During consideration of this item, Members referred to the Overview and Scrutiny Committee’s pre-scrutiny of the Housing Policies report at the meeting that took place on 16th March 2023.  Members noted that the Overview and Scrutiny Committee had requested an update in the new municipal year on the outcomes of the consultation process with respect to the Tenancy Management Agreement and Tenancy Management Policy and Members welcomed the contribution of the Committee in this context. 

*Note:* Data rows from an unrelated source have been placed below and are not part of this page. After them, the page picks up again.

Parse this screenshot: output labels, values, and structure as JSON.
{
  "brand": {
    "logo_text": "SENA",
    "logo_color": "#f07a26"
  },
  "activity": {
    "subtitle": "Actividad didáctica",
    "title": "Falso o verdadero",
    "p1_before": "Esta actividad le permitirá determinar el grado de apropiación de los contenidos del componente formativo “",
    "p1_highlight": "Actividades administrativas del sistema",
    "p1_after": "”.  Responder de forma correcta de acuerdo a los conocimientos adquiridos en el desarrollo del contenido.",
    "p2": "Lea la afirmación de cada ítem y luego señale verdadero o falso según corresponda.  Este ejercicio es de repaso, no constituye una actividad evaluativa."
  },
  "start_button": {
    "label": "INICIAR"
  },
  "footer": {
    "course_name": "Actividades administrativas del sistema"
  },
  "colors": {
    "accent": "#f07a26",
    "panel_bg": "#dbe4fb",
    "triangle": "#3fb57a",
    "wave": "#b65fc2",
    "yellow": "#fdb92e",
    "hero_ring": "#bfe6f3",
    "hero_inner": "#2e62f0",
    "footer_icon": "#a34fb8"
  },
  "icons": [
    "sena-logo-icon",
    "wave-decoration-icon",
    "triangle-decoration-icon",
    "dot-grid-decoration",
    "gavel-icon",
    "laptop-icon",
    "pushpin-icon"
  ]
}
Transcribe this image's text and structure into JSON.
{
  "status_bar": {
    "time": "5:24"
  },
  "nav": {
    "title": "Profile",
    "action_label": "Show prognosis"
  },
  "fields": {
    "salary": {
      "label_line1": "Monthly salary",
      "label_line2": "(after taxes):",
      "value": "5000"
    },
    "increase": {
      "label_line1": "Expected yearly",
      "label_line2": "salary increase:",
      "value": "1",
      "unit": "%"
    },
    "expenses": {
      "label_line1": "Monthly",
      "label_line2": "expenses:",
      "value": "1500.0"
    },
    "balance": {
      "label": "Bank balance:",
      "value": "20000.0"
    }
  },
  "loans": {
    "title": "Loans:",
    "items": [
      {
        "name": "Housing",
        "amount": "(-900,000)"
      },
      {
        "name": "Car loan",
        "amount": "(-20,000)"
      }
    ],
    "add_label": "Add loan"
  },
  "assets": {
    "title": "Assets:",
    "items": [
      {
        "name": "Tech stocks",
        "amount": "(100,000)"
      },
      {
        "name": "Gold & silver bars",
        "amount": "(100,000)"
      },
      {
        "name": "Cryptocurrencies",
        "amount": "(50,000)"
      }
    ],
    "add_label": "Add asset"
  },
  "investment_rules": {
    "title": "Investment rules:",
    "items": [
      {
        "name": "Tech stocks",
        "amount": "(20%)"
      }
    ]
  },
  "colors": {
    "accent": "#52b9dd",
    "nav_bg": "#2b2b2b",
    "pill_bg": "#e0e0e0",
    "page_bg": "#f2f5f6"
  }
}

1)          the following Housing Policies be approved for adoption:


(a)        Tenancy Management Policy

(b)       Housing Revenue Management Policy

(c)        Garage Policy

(d)       Repairs and Maintenance Policy

(e)        Rechargeable Repairs Policy

(f)         Equipment and Adaptations Policy

(g)       Voids Policy

(h)       Temporary Accommodation Placement Policy

(i)         Temporary Accommodation Charging Policy; and


2)          delegated authority be given to the Head of Community and Housing Services and/or Head of Environmental and Housing Property,following consultation with the Portfolio Holder for Housing, to agree any revisions to the Housing Policies following the consultation and in line with any legislative or government guidance updates.